Père, en bon patriarche, modéra les ardeurs de Fils :

– Calme-toi, si tu es tel que tu es, robuste, coriace, tu le dois à ton père. Si tu es si hargneux, si revanchard sur la vie, tu le dois à la mort de ton père. Il a été ce qu’il a été. Souviens-toi de ses faiblesses, de ses erreurs, de son inutilité, et use du tout à bon escient pour te construire et te forger une digne vie !

Fils y vit des paroles pleines de sagesse et en revint à sa promesse :

– Après ce que je viens de traverser, ma vie doit changer. Un deuil m’a frappé, plus question de me laisser diriger. Cette île, notre île, m’apparaît providentielle, salutaire…

Il s’arrêta un instant, regarda avec intensité Père, puis poursuivit :

– Tes leçons me façonneront, me sculpteront, jusqu’au chemin à suivre, pour survivre, pour vivre !

– Bienvenu, Fils ! s’enthousiasma Père.

– Ah, au fait, qu’est-ce que je fais de ça ? demanda Fils tout en désignant Corinne qui pendouillait toujours au bout de sa main.

– Je l’avais presque oublié. Pose-le donc sur la table, il se réveillera bien assez tôt.

D’un geste précis, Fils, plus que poser, lança Corinne sur la table. Il n’eut pas la bonne idée d’y rester, glissa et retomba au sol dans un boum sonore.

J’attends. J’attends ! Pauvre Corinne ? Non, on s’en fiche, c’n’est qu’un animal, ça n'souffre pas un animal ! Rien ? La TABLE ! Elle a été retournée just’ avant qu’ils ne se battent ! Vous n’suivez rien ! Rien de rien ! Ça m’énerve, vraiment ! On r’commence :

Fils tendit la main qui tenait toujours Corinne et demanda :

– Qu’est-ce que je fais de ce stupide oiseau ?

– Je l’avais presque oublié. Mets-le sur le lit, laisse-le se réveiller paisiblement.

D’un geste précis, Fils, plus que mettre, lança Corinne sur le lit. Il n’eut pas la bonne idée d’y rester, il rebondit, heurta le mur et termina au sol dans un boum sonore.

Père hésita, puis plein de sagesse déclara :

– Deuxième leçon, Fils, on ne tombe jamais plus bas que le sol.

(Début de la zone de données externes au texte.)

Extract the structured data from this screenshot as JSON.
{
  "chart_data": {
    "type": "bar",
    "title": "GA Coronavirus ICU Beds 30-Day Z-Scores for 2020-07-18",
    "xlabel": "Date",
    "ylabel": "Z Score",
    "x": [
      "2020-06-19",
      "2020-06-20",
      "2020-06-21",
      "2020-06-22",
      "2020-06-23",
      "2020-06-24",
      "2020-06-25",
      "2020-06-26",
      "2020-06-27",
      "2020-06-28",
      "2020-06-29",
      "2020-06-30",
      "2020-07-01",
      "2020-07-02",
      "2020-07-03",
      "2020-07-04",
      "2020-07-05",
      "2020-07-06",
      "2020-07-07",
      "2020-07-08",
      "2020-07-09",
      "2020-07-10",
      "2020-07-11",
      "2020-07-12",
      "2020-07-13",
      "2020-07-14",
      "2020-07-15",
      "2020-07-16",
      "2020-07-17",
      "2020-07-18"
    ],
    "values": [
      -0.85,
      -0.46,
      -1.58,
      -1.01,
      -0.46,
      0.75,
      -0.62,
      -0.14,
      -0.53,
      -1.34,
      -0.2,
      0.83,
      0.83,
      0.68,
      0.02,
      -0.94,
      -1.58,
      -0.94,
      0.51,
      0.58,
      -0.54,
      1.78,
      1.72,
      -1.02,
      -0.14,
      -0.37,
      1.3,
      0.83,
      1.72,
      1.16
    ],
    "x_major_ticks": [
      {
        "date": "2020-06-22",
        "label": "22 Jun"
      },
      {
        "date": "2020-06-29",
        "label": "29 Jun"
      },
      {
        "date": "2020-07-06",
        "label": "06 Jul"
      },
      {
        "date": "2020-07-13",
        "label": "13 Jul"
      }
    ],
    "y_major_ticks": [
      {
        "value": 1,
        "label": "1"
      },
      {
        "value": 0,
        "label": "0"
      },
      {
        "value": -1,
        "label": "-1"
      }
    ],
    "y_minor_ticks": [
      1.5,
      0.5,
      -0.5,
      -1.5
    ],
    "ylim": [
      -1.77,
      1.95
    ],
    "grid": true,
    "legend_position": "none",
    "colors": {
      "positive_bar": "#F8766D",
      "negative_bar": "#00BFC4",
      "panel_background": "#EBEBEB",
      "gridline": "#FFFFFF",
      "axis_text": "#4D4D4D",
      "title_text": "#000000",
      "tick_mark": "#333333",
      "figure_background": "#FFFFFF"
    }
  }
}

– Et une fois à terre, on ne peut que se relever ? en déduisit Fils.

– Non, pas toujours.

– À condition de prendre appui sur les autres, rectifia Fils.

– Excellent, Fils, excellent ! Tu seras un excellent fils, Fils ! se réjouit Père plein de confiance en l'avenir.

Pour vot’e information, si un jour vous rentrez à l’Académie française, ce dont je doute fort en vous voyant, il n’existe pas de mot pour un parent qui a perdu un enfant. Un époux qui perd son conjoint est un veuf, un enfant qui perd un parent est un orphelin, mais pour un parent qui perd un enfant, il n’y a pas de mot. Il serait bon de remédier à ça.